פנוטיפים שכליים ופסיכיאטריים בהפרעות תנועה בילדים
COGNITIVE AND PSYCHIATRIC PHENOTYPES OF MOVEMENT DISORDERS IN CHILDREN
Movement disorders resulting from treatment
בהפרעות תנועה בילדים
הלה בן-פזי, סולמון יברובסקי, רות שלו
Hilla Ben-Pazi1, Solomon Jaworowski1,2, Ruth S. Shalev MD1
1Neuropediatric Unit and 2Department of Psychiatry, Shaare Zedek Medical Center, Jerusalem, Israel
Background: Cognitive and psychiatric aspects of adult movement disorders are well established, yet for pediatric movement disorders specific behavioral profiles have not been delineated. Knowledge of specific psychiatric phenotypes may assist in establishing diagnosis, increasing treatment awareness and determining which symptoms are suggestive of specific movement disorder and which are altered or induced by medication.

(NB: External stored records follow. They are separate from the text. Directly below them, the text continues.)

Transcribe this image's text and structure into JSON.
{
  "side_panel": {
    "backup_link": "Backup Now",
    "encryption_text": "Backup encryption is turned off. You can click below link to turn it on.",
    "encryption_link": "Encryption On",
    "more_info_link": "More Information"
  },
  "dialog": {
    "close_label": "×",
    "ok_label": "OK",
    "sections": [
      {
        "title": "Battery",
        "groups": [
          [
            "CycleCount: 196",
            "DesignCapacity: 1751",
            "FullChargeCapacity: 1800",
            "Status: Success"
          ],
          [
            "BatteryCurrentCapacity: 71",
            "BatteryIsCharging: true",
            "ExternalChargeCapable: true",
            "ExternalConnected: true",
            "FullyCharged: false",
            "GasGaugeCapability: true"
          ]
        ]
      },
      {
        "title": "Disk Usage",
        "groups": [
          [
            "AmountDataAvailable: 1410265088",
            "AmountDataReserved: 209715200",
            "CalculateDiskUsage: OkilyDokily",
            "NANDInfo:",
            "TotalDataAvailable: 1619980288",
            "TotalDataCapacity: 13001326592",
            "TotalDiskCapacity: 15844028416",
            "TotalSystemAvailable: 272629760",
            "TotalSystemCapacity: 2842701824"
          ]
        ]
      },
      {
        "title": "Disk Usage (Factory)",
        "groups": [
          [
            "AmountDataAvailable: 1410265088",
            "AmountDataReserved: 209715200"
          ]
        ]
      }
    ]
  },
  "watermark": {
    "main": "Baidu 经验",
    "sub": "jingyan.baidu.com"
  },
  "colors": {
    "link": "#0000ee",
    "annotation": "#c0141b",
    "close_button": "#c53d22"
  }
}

Materials & Method: The goal of this review is to outline the extant of known non-motor symptoms associated with pediatric movement disorders. We reviewed over 300 abstracts of selected pediatric movement disorders of which 84 reported cognitive and psychiatric symptoms.
Results: Obsessive compulsive disorder was manifest in children with pediatric autoimmune neuropsychiatric disorders associated with streptococcal infection (PANDAS) and Sydenham's chorea. Children with opsoclonus myoclonus syndrome had, for the most part, cognitive and behavioral problems and ADHD was reported as a major comorbidity in Tourette syndrome, sterotypies and restless legs syndrome. Symptoms of depression and anxiety were more frequent in idiopathic dystonia and torsion dystonia (DYT1). Affective disorders were suggestive of Wilson's disease. Cognitive decline was common in Juvenile Huntington's disease.
Conclusion: Although the literature in non-motor phenomena is still emerging, recognition of salient cognitive and psychiatric phenomena may facilitate diagnosis and management of pediatric movement disorders.